In Sakhalin, the regional government’s plan for carbon neutrality indicates that the authorities will try to preserve the existing fossil fuel industries for as long as possible. The island is one of the Pacific’s largest oil and gas production centers, with investors like Royal Dutch Shell and ExxonMobil.

Aleksandr Medvedev, one of the directors of state-owned energy giant Gazprom, promised at the Sakhalin conference last month that natural gas would be “key in the global energy mix even by the end of this century.”

Natural gas emits about half the carbon dioxide of coal, but still creates planet-warming pollution, and pipelines are vulnerable to leaks of methane, a powerful greenhouse gas.

Still, as part of their efforts for lower emissions, Sakhalin officials are encouraging car owners to change their engines to run on natural gas. The government covers the cost up to $2,000 and says the fuel is twice as cheap as regular gasoline. At gas filling stations operated by Gazprom, customers are required to stay several meters away from their cars for their own safety after attaching the hissing hood to a makeshift valve under the hood.
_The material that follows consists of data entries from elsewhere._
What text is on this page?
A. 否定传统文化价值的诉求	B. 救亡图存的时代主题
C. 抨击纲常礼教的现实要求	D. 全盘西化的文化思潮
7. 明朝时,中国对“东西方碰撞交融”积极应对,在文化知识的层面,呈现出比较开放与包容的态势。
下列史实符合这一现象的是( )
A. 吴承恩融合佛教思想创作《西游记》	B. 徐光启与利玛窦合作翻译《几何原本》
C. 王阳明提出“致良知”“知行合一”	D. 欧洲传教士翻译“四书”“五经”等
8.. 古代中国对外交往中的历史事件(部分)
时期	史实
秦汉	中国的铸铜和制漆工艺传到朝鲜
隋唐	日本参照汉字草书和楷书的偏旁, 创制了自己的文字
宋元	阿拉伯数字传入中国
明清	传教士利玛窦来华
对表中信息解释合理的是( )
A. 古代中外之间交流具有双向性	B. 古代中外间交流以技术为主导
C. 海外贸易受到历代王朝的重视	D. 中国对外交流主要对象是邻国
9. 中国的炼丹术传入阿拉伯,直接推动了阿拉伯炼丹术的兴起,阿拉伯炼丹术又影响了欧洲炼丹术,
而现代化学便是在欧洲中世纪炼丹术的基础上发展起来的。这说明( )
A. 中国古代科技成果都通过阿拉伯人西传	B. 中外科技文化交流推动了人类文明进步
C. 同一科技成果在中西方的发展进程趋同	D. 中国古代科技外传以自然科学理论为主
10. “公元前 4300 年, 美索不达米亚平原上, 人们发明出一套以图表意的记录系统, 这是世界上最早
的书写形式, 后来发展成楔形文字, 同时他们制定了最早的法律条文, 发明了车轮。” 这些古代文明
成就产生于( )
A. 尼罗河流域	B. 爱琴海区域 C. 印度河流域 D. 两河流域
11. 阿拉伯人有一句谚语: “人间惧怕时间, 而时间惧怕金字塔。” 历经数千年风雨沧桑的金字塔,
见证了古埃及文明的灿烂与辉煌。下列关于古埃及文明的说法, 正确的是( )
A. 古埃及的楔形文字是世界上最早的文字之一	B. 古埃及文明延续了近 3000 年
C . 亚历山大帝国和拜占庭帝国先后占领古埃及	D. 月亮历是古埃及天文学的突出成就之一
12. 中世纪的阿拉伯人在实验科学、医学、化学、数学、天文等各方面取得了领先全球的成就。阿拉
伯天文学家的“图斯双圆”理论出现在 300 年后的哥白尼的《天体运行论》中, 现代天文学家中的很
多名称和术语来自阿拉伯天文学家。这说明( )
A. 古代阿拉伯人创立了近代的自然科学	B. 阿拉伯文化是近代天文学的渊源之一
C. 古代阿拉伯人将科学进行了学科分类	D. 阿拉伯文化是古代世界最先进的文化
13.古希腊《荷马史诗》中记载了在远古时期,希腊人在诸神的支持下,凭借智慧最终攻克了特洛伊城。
“Environmentally friendly fuel means caring for the future!” Says advertisements about public transport in Yuzhno-Sakhalinsk.

Natural gas is also planned to replace the large number of coal-burning municipal heating plants scattered across the island.

And Sakhalin’s thriving coal industry is not going anywhere either.

Sakhalin’s leading coal miner, East Mining Company, has tripled its annual output to 12 million tons in the last five years and promised to continue growing. Coal prices in the company’s Asian export markets are soaring amid the global energy crisis.

The head of the company, Oleg Misevra, said that the threat of climate change “forces humanity to unite and take radical measures”. In East Mining’s case, that means installing a 67-megawatt wind farm to power its open-pit coal mining operations; installed wind monitoring equipment last month to find a suitable location. Mr. Yablokov of Greenpeace described the plans as “totally surreal”.

“Wind turbines need to replace fossil fuels rather than supplement them,” said Mr Yablokov.

Doğu Madencilik refused interview requests. In the mining town of Uglegorsk, near the company’s main operations, there is little faith in its environmental commitments. Debris from the coal mine collapsed in a massive landslide in July, polluting the area’s water supply, activists say. After the municipal newspaper reported on the disaster, the mayor tried to dismiss the editor-in-chief.

“They’ve learned to say the right words,” said 61-year-old Uglegorsk activist Vladimir Avdeyev as he examined the gray landslide debris that lay in a valley outside the city. “We see works of opposite character.”

Alina Lobzina and Oleg Matsnev contributed to the reporting.